ABSTRACT

The famous twentieth-century biologist Theodosius Dobzhansky, one of the scientists credited with ushering in a “new synthesis” of evolutionary biology that incorporated genetics into the Darwinian framework, wrote a famous essay noting, “nothing in biology makes sense, except in the light of evolution” (Dobzhansky 1973). Yet, although the signicance of this essay is obvious in the context of evolutionary biology, the importance of ecology to evolution, outlined in the same essay, is frequently overlooked. One of Dobzhansky’s principal arguments in the essay was that evolution occurs in response to the myriad environments available to organisms, so that diverse forms of life evolved to exploit them.

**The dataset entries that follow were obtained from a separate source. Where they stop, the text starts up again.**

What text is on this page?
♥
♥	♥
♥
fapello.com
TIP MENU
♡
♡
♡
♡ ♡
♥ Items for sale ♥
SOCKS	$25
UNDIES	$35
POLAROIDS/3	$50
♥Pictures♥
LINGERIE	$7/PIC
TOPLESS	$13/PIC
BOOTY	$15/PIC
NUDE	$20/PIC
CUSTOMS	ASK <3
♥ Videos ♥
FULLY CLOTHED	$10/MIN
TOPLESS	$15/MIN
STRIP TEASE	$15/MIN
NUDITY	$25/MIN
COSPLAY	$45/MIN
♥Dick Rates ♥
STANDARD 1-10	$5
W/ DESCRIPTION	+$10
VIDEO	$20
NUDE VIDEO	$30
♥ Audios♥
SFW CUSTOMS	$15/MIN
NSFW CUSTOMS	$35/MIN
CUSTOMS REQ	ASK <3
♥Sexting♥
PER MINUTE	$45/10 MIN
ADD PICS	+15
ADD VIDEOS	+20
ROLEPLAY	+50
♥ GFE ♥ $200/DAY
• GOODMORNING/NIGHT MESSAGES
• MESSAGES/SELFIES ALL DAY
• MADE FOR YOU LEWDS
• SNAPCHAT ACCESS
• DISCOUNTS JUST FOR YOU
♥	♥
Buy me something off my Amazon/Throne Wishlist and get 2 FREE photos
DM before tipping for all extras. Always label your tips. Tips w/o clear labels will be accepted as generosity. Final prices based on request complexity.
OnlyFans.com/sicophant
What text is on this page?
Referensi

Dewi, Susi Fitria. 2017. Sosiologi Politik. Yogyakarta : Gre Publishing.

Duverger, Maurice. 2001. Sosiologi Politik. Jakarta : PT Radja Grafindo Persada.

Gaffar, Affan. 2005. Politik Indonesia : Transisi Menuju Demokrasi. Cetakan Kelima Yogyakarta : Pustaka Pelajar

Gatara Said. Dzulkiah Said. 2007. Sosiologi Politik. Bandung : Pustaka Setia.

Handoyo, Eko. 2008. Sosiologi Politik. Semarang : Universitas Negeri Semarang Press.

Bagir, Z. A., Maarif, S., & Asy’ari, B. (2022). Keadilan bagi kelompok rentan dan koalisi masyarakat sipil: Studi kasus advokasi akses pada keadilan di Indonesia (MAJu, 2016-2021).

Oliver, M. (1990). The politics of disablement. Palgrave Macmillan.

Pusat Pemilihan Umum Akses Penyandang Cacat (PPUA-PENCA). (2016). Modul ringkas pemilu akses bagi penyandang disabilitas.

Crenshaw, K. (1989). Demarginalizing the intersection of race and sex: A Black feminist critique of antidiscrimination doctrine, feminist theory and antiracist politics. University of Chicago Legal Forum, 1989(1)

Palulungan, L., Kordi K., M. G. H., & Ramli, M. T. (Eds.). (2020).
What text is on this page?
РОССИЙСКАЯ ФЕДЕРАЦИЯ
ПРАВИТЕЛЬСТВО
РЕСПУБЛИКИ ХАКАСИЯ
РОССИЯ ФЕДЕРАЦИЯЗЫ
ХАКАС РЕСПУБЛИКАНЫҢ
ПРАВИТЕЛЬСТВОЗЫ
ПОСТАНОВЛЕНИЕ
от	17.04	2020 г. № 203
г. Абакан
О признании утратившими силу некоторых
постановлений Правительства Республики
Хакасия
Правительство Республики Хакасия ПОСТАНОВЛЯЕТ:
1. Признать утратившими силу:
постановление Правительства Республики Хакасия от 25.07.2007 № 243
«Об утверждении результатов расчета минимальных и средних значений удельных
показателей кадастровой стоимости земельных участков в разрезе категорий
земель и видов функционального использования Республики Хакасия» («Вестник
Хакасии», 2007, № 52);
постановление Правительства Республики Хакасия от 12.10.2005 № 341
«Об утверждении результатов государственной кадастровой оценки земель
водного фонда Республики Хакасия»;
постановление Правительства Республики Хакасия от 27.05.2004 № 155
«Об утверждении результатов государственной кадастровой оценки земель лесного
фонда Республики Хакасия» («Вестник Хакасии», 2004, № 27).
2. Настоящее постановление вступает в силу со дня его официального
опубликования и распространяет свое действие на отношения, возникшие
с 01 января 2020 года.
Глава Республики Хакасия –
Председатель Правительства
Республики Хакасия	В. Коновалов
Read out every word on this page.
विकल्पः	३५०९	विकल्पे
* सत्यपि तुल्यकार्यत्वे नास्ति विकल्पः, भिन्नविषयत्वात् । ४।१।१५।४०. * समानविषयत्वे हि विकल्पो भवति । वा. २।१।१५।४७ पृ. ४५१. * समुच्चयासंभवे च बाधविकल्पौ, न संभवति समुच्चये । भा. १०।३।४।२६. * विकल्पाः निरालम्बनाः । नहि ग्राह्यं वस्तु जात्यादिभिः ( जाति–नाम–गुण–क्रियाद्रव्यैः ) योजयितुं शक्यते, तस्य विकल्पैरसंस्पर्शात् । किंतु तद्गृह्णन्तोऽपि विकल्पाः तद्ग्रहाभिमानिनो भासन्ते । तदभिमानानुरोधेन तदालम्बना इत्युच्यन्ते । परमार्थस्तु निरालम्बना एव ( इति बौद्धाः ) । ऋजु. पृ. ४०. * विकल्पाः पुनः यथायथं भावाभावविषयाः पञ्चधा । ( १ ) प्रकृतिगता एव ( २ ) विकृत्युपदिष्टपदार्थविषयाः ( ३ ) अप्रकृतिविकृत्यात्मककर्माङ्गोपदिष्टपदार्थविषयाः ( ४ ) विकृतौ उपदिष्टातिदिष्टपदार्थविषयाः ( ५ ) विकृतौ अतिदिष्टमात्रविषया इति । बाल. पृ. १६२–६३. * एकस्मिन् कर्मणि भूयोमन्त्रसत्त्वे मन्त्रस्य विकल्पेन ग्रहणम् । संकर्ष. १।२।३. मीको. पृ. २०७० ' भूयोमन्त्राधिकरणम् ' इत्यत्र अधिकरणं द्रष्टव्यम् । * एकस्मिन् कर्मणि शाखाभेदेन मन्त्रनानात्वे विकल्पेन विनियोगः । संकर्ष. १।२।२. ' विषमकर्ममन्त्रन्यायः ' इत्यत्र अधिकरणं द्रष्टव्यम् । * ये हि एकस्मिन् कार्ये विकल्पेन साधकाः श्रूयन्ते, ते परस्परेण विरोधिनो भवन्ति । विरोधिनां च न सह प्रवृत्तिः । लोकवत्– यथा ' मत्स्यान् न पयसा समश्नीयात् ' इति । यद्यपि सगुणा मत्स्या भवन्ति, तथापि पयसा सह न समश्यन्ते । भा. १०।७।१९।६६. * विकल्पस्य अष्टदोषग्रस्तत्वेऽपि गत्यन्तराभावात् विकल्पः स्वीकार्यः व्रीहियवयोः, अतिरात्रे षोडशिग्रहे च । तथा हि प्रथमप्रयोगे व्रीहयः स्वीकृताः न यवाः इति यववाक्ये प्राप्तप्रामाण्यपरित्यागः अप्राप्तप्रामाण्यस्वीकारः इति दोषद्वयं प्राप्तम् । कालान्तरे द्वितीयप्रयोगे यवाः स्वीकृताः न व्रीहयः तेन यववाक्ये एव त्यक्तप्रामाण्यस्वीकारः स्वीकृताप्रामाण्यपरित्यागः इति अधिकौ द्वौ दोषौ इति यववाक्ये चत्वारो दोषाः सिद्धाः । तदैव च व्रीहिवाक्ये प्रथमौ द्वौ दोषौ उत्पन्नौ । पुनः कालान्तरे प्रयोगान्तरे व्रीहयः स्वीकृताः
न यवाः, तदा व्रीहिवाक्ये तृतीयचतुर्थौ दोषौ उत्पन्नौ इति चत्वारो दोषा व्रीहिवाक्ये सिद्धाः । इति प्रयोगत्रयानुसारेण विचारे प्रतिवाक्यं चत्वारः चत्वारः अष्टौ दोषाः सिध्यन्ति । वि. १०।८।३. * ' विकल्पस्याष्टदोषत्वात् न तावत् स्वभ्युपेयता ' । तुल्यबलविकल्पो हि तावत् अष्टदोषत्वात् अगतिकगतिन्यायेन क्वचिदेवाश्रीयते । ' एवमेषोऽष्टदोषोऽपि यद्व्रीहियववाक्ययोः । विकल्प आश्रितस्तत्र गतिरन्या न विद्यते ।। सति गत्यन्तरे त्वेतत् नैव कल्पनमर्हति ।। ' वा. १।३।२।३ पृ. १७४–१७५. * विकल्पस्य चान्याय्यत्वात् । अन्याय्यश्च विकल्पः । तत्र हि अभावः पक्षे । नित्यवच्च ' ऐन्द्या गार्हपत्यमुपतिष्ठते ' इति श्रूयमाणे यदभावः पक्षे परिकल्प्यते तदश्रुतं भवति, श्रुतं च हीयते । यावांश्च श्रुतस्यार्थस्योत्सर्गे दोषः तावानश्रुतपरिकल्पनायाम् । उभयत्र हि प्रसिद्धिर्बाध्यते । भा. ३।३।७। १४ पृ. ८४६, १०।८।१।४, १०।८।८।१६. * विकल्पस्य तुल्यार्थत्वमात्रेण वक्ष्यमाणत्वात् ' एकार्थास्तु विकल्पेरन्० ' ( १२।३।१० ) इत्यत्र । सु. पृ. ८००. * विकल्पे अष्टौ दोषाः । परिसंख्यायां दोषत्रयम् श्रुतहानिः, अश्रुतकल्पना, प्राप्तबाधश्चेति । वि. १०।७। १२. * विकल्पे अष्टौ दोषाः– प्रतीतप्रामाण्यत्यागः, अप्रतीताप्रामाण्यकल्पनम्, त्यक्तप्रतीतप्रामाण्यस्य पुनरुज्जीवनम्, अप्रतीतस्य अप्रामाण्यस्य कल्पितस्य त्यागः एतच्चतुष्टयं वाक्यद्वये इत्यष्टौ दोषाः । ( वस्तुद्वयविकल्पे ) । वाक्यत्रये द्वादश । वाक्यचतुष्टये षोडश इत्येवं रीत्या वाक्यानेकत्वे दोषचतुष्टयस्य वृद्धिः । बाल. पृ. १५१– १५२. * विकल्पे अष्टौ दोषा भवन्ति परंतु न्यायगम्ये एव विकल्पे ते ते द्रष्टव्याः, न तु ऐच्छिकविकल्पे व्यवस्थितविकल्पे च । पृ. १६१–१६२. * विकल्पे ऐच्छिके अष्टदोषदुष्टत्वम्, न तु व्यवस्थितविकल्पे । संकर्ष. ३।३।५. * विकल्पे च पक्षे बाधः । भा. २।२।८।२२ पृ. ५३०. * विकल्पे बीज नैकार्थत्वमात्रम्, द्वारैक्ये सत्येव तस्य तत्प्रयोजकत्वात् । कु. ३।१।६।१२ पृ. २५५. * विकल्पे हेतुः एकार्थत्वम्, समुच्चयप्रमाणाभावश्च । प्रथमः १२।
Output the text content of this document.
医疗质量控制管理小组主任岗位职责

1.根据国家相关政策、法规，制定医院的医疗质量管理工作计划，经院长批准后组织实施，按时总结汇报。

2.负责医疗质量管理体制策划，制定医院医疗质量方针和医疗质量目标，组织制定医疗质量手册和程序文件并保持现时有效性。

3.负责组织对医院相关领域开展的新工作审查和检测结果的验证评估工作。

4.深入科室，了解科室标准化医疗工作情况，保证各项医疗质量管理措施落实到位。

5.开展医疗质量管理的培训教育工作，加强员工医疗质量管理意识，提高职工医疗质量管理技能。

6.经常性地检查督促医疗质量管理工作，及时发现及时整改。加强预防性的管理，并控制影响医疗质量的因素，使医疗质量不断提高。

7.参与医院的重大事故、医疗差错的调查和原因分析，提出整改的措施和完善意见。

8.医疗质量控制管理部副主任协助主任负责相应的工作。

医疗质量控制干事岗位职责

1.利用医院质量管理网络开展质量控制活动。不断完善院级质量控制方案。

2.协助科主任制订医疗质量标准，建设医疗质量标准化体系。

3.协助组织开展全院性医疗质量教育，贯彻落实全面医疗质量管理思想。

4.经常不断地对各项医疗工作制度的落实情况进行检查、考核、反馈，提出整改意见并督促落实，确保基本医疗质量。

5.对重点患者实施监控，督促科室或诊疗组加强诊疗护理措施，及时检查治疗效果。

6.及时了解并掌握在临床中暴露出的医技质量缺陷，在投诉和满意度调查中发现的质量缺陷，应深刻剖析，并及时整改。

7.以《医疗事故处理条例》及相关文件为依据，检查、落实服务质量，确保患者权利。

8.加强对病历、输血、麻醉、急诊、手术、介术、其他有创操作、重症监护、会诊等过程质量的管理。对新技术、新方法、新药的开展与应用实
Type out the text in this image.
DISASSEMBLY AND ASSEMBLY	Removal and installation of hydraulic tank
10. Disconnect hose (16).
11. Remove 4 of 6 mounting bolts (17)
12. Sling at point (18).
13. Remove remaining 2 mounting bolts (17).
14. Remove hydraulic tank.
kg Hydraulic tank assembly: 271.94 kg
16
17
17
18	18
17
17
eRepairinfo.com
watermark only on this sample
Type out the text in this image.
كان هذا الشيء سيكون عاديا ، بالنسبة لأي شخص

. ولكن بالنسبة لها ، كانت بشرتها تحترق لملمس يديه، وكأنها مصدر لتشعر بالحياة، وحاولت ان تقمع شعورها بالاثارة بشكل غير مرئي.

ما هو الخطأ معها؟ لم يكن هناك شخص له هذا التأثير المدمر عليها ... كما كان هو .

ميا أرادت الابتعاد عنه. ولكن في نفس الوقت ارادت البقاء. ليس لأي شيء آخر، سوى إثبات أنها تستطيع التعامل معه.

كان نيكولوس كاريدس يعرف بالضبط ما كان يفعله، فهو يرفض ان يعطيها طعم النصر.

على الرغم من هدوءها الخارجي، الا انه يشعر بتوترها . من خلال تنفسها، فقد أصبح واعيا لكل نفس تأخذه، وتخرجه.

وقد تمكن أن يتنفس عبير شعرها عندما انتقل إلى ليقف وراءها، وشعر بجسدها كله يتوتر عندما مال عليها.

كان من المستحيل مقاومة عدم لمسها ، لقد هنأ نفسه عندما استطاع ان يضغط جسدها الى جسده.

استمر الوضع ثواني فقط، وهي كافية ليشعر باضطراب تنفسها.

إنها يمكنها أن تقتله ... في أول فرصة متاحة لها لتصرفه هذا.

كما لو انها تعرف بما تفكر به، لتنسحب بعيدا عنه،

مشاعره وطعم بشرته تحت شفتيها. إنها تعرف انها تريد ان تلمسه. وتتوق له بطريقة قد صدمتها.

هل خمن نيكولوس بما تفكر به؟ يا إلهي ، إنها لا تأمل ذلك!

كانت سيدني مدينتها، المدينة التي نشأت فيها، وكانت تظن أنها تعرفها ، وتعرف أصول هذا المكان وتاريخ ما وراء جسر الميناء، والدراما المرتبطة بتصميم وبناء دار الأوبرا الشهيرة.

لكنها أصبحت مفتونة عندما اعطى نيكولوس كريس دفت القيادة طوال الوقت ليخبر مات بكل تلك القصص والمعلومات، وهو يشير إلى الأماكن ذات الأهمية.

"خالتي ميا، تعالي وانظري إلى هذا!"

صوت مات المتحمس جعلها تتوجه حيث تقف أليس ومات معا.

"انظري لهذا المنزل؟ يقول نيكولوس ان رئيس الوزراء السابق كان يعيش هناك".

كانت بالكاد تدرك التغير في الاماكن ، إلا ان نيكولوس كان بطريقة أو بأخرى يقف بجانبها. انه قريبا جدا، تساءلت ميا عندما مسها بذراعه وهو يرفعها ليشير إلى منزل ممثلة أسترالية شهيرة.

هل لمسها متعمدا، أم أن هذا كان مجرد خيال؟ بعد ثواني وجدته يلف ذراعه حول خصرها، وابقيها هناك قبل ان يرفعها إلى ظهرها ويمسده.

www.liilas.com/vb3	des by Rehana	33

This concept, connecting evolution and ecology, permeates the work of Dozhansky and his colleagues that pushed the new synthesis of evolutionary biology forward into the twentieth century. One of the hallmarks of the new synthesis was the origin of population and quantitative genetics, which are centered on two principles: (1) the demographic processes experienced by a population and (2) the selective pressures exerted on the members of a population. Clearly, ecology plays an important role in understanding population dynamics and selective pressures. For this reason, evolutionary and ecological studies are frequently linked: If you want to understand the ecology of a system, you must understand the evolutionary pressures in that system, and similarly if you want to study the evolution of an organism, you must understand its ecology.